You have a plan and the next step is to find a qualified Design/Build or landscape contacting company that can bring you value for your dollars. When developing landscapes it is important to try and do it right the first time. Much of our work involves renovating existing landscapes when we see the problems associated with poor design, plant choices and installation methods. To the untrained eye, and even sometimes to a landscape professional an improperly installed landscape can look just like a properly installed landscaped. So you have to be educated about the installation phase to assure your investment grows or maintains itself into the landscape you envision. If you aren’t careful about what you put in the pot, that soup may not taste right.

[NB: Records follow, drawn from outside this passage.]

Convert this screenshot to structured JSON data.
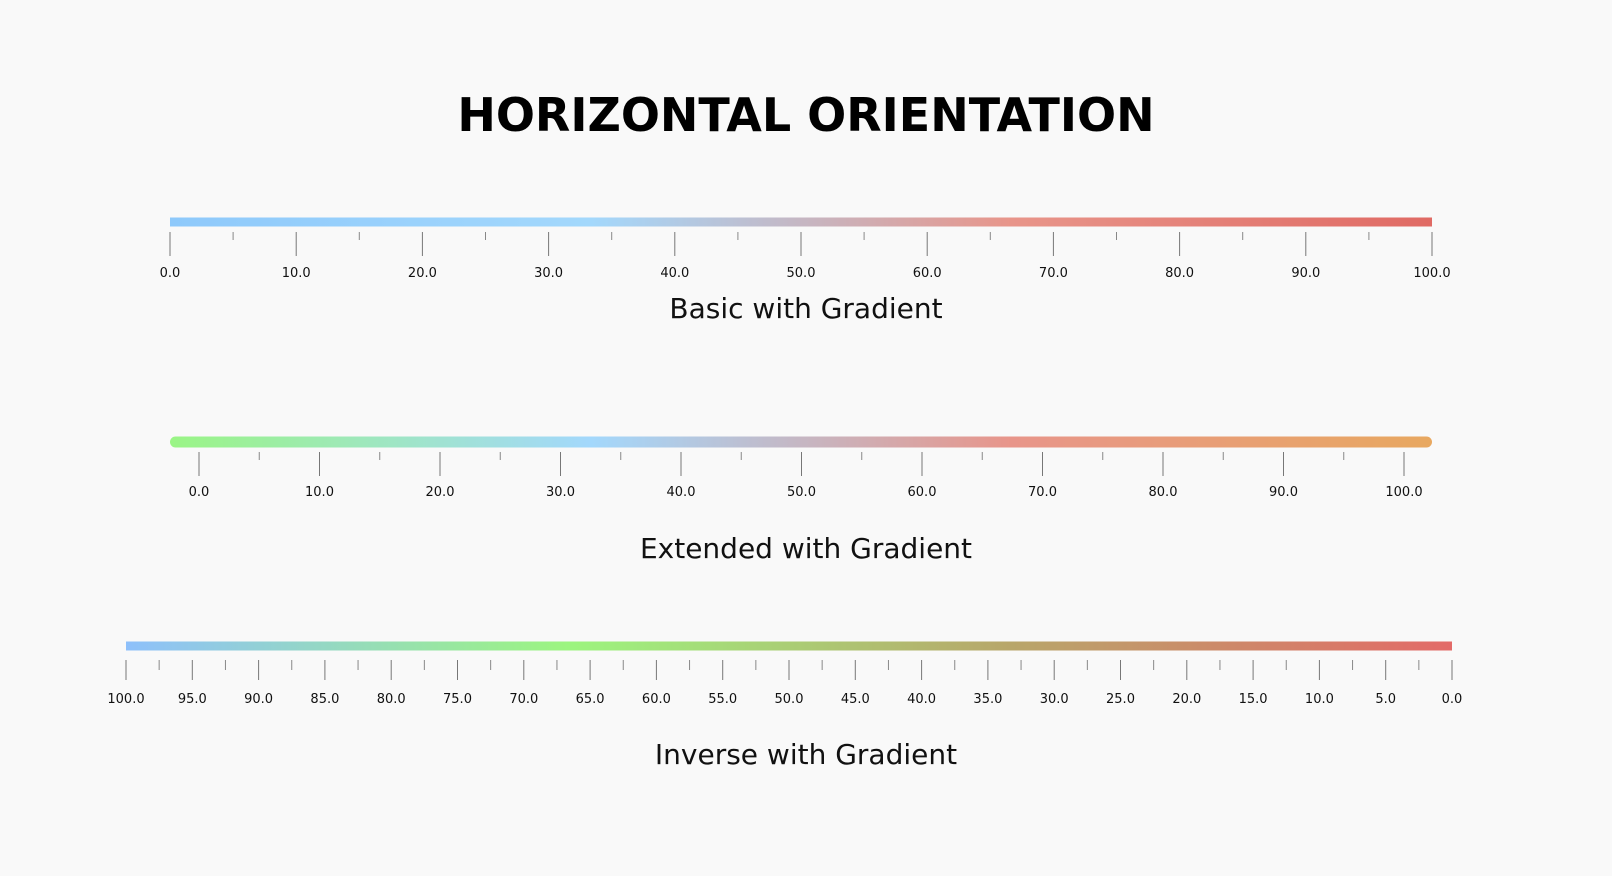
{
  "title": "HORIZONTAL ORIENTATION",
  "rulers": [
    {
      "caption": "Basic with Gradient",
      "min": 0,
      "max": 100,
      "major_step": 10,
      "minor_step": 5,
      "inverse": false,
      "rounded": false,
      "gradient": [
        "#8ec9fb",
        "#a3d8fc",
        "#e8958a",
        "#e06a64"
      ],
      "labels": [
        "0.0",
        "10.0",
        "20.0",
        "30.0",
        "40.0",
        "50.0",
        "60.0",
        "70.0",
        "80.0",
        "90.0",
        "100.0"
      ]
    },
    {
      "caption": "Extended with Gradient",
      "min": 0,
      "max": 100,
      "major_step": 10,
      "minor_step": 5,
      "inverse": false,
      "rounded": true,
      "gradient": [
        "#9af585",
        "#a3d8fc",
        "#e8958a",
        "#e8a860"
      ],
      "labels": [
        "0.0",
        "10.0",
        "20.0",
        "30.0",
        "40.0",
        "50.0",
        "60.0",
        "70.0",
        "80.0",
        "90.0",
        "100.0"
      ]
    },
    {
      "caption": "Inverse with Gradient",
      "min": 0,
      "max": 100,
      "major_step": 5,
      "minor_step": 2.5,
      "inverse": true,
      "rounded": false,
      "gradient": [
        "#8ec0fb",
        "#9cf57f",
        "#b8a66a",
        "#e36a68"
      ],
      "labels": [
        "100.0",
        "95.0",
        "90.0",
        "85.0",
        "80.0",
        "75.0",
        "70.0",
        "65.0",
        "60.0",
        "55.0",
        "50.0",
        "45.0",
        "40.0",
        "35.0",
        "30.0",
        "25.0",
        "20.0",
        "15.0",
        "10.0",
        "5.0",
        "0.0"
      ]
    }
  ]
}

We would like to educate you on the landscape process, so that you know exactly what you’re getting, or not getting for your dollars.

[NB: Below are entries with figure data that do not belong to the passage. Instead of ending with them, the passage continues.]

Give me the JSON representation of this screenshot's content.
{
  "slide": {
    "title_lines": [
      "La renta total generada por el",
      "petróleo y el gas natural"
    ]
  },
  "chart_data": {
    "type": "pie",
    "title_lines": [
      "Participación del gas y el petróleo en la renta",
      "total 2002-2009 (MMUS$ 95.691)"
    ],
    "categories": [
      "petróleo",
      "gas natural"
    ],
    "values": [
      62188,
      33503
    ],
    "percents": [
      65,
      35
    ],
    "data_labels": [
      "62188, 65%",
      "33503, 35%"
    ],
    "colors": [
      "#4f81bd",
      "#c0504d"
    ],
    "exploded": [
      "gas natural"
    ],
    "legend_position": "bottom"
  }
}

Questions to ask your contractor before you sign a contract:
Quality of the plant material You have to have a little trust in your contractor at this point, but containerized plants are always better than B&B dug plants because they have 100% of their root system.
Proper Soil and Planting Techniques. Plants need oxygen, water and nutrients in just the right amounts. Too many contractors plant directly in our poorly drained clay sub soils. The plants may look fine after planting but because of eventual oxygen and drainage problems, plants may suffer long term. We install most of our plant material in soil composed of 1/3 topsoil, 1/3 compost, 1/3 pine fines. This satisfies the plants requirements for oxygen, drainage and nutrients. When planting individual plants we will either auger or hand dig the holes using the dug soil to either mix with our soil mix or form saucers around the plant. This gets the root system off to a good start before it encounters surrounding clay. Tilling can takes time, but is great way to plant spreading groundcovers and lawns.

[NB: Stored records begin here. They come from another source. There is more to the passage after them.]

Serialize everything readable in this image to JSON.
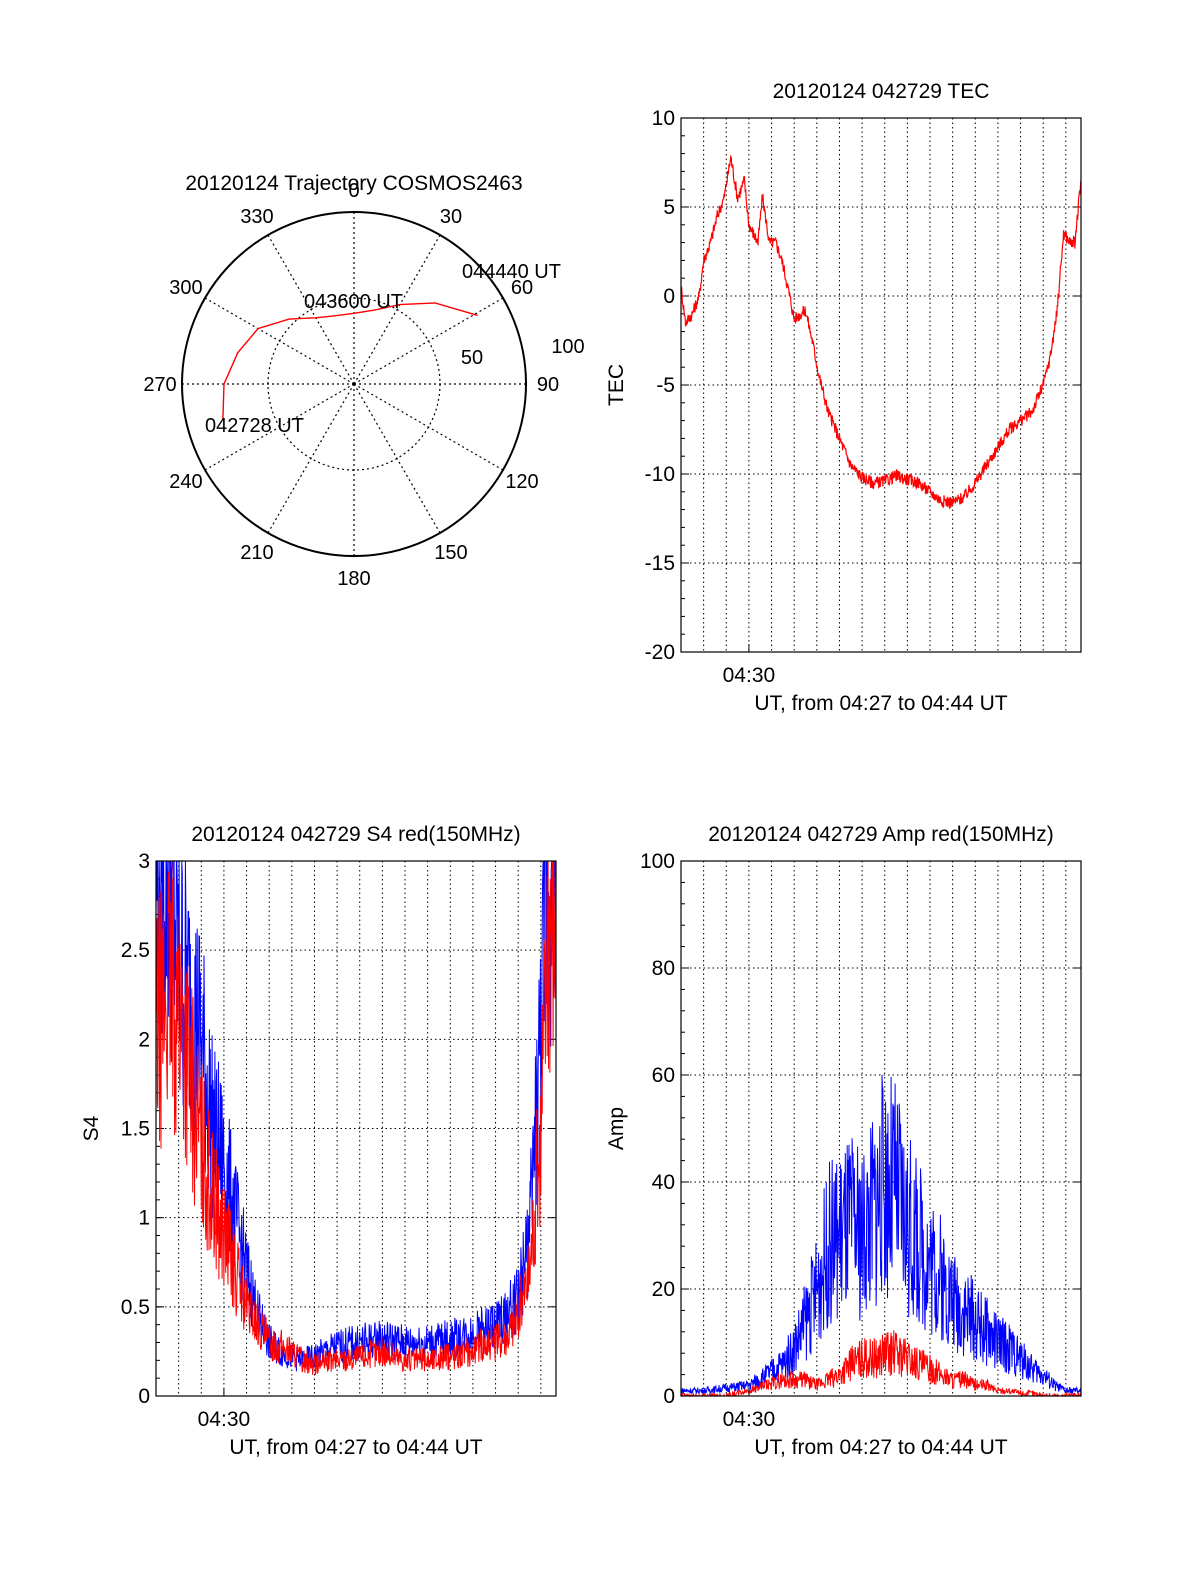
{
  "chart_data": [
    {
      "type": "polar",
      "title": "20120124 Trajectory COSMOS2463",
      "azimuth_labels": [
        "0",
        "30",
        "60",
        "90",
        "120",
        "150",
        "180",
        "210",
        "240",
        "270",
        "300",
        "330"
      ],
      "elevation_labels": [
        "50",
        "100"
      ],
      "trajectory": {
        "points": [
          {
            "az": 255,
            "el": 19
          },
          {
            "az": 270,
            "el": 22
          },
          {
            "az": 285,
            "el": 27
          },
          {
            "az": 300,
            "el": 32
          },
          {
            "az": 315,
            "el": 42
          },
          {
            "az": 330,
            "el": 50
          },
          {
            "az": 345,
            "el": 53
          },
          {
            "az": 0,
            "el": 53
          },
          {
            "az": 15,
            "el": 50
          },
          {
            "az": 30,
            "el": 42
          },
          {
            "az": 45,
            "el": 30
          },
          {
            "az": 61,
            "el": 16
          }
        ],
        "labels": [
          {
            "text": "042728 UT"
          },
          {
            "text": "043600 UT"
          },
          {
            "text": "044440 UT"
          }
        ],
        "color": "#ff0000"
      }
    },
    {
      "type": "line",
      "title": "20120124 042729 TEC",
      "ylabel": "TEC",
      "xlabel": "UT, from 04:27 to 04:44 UT",
      "xtick_label": "04:30",
      "xlim": [
        27,
        44.67
      ],
      "ylim": [
        -20,
        10
      ],
      "yticks": [
        "10",
        "5",
        "0",
        "-5",
        "-10",
        "-15",
        "-20"
      ],
      "grid": true,
      "series": [
        {
          "color": "#ff0000",
          "x": [
            27.0,
            27.2,
            27.5,
            27.8,
            28.0,
            28.3,
            28.6,
            28.9,
            29.2,
            29.5,
            29.8,
            30.0,
            30.2,
            30.4,
            30.6,
            30.9,
            31.2,
            31.5,
            31.8,
            32.0,
            32.3,
            32.5,
            32.8,
            33.1,
            33.5,
            34.0,
            34.5,
            35.0,
            35.5,
            36.0,
            36.5,
            37.0,
            37.5,
            38.0,
            38.5,
            39.0,
            39.5,
            40.0,
            40.5,
            41.0,
            41.5,
            42.0,
            42.5,
            43.0,
            43.3,
            43.6,
            43.9,
            44.2,
            44.4,
            44.67
          ],
          "y": [
            0.5,
            -1.5,
            -1.0,
            0.0,
            2.0,
            3.0,
            4.5,
            5.5,
            7.8,
            5.5,
            6.5,
            4.0,
            3.5,
            3.0,
            5.6,
            3.0,
            3.0,
            1.8,
            0.0,
            -1.3,
            -1.0,
            -0.8,
            -2.5,
            -4.5,
            -6.5,
            -8.0,
            -9.5,
            -10.2,
            -10.5,
            -10.4,
            -10.1,
            -10.3,
            -10.5,
            -11.0,
            -11.5,
            -11.6,
            -11.3,
            -10.5,
            -9.5,
            -8.5,
            -7.5,
            -7.0,
            -6.5,
            -5.0,
            -3.5,
            -1.0,
            3.5,
            3.0,
            3.0,
            6.5
          ]
        }
      ]
    },
    {
      "type": "line",
      "title": "20120124 042729 S4 red(150MHz)",
      "ylabel": "S4",
      "xlabel": "UT, from 04:27 to 04:44 UT",
      "xtick_label": "04:30",
      "xlim": [
        27,
        44.67
      ],
      "ylim": [
        0,
        3
      ],
      "yticks": [
        "3",
        "2.5",
        "2",
        "1.5",
        "1",
        "0.5",
        "0"
      ],
      "grid": true,
      "series": [
        {
          "color": "#0000ff",
          "x": [
            27.0,
            27.5,
            28.0,
            28.5,
            29.0,
            29.5,
            30.0,
            30.5,
            31.0,
            31.5,
            32.0,
            32.5,
            33.0,
            33.5,
            34.0,
            35.0,
            36.0,
            37.0,
            38.0,
            39.0,
            40.0,
            41.0,
            41.5,
            42.0,
            42.5,
            43.0,
            43.5,
            44.0,
            44.3,
            44.67
          ],
          "y": [
            3.0,
            3.0,
            2.5,
            2.2,
            2.0,
            1.5,
            1.3,
            1.0,
            0.7,
            0.45,
            0.3,
            0.25,
            0.22,
            0.2,
            0.22,
            0.28,
            0.3,
            0.32,
            0.3,
            0.3,
            0.32,
            0.35,
            0.38,
            0.4,
            0.45,
            0.55,
            0.9,
            2.0,
            3.0,
            3.0
          ]
        },
        {
          "color": "#ff0000",
          "x": [
            27.0,
            27.5,
            28.0,
            28.5,
            29.0,
            29.5,
            30.0,
            30.5,
            31.0,
            31.5,
            32.0,
            32.5,
            33.0,
            33.5,
            34.0,
            35.0,
            36.0,
            37.0,
            38.0,
            39.0,
            40.0,
            41.0,
            41.5,
            42.0,
            42.5,
            43.0,
            43.5,
            44.0,
            44.3,
            44.67
          ],
          "y": [
            2.0,
            2.3,
            2.2,
            1.8,
            1.4,
            1.1,
            0.9,
            0.7,
            0.5,
            0.4,
            0.3,
            0.28,
            0.25,
            0.2,
            0.18,
            0.2,
            0.22,
            0.25,
            0.2,
            0.2,
            0.22,
            0.25,
            0.3,
            0.3,
            0.35,
            0.45,
            0.7,
            1.5,
            2.7,
            2.9
          ]
        }
      ]
    },
    {
      "type": "line",
      "title": "20120124 042729 Amp red(150MHz)",
      "ylabel": "Amp",
      "xlabel": "UT, from 04:27 to 04:44 UT",
      "xtick_label": "04:30",
      "xlim": [
        27,
        44.67
      ],
      "ylim": [
        0,
        100
      ],
      "yticks": [
        "100",
        "80",
        "60",
        "40",
        "20",
        "0"
      ],
      "grid": true,
      "series": [
        {
          "color": "#0000ff",
          "x": [
            27.0,
            28.0,
            29.0,
            30.0,
            30.8,
            31.5,
            32.0,
            32.5,
            33.0,
            33.5,
            34.0,
            34.5,
            35.0,
            35.5,
            36.0,
            36.5,
            37.0,
            37.5,
            38.0,
            38.5,
            39.0,
            39.5,
            40.0,
            40.5,
            41.0,
            41.5,
            42.0,
            42.5,
            43.0,
            43.5,
            44.0,
            44.67
          ],
          "y": [
            1,
            1,
            1.5,
            2,
            4,
            6,
            9,
            14,
            20,
            28,
            30,
            32,
            30,
            35,
            40,
            38,
            32,
            28,
            25,
            22,
            18,
            16,
            14,
            12,
            10,
            9,
            7,
            5,
            4,
            2,
            1,
            1
          ]
        },
        {
          "color": "#ff0000",
          "x": [
            27.0,
            28.0,
            29.0,
            30.0,
            30.8,
            31.5,
            32.0,
            32.5,
            33.0,
            33.5,
            34.0,
            34.5,
            35.0,
            35.5,
            36.0,
            36.5,
            37.0,
            37.5,
            38.0,
            38.5,
            39.0,
            39.5,
            40.0,
            40.5,
            41.0,
            41.5,
            42.0,
            42.5,
            43.0,
            43.5,
            44.0,
            44.67
          ],
          "y": [
            0,
            0,
            0,
            1,
            2,
            3,
            3,
            3,
            2,
            3,
            4,
            6,
            7,
            7,
            8,
            8,
            7,
            6,
            5,
            4,
            3,
            3,
            2,
            2,
            1,
            1,
            0.5,
            0.5,
            0,
            0,
            0,
            0
          ]
        }
      ]
    }
  ]
}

Scarifying and loosing roots on a pot bound plant will allow a plant’s roots to quickly and properly extend into the existing soil. Roots growing around and around the plant can girdle the plant resulting in its death.
Qualifications of the field Supervisor: A lot can get lost during the translation if too many people are involved in the design to installation phases. We are a small company and the owner will always be your partner and trusted resource during the design and creation of your landscape. P65 Curt Renz (the owner and designer) is always directly involved in the field, maintaining the integrity or changes affecting the design and supervising proper workmanship. You may want this concept of “one person continuity “when comparing companies
Strength of the Landscape Company, References, photos of completed projects, experience, and schooling, knowledge about the company, and a comfort level with owner, designer and field supervisor certainly contribute to finding the right company for you.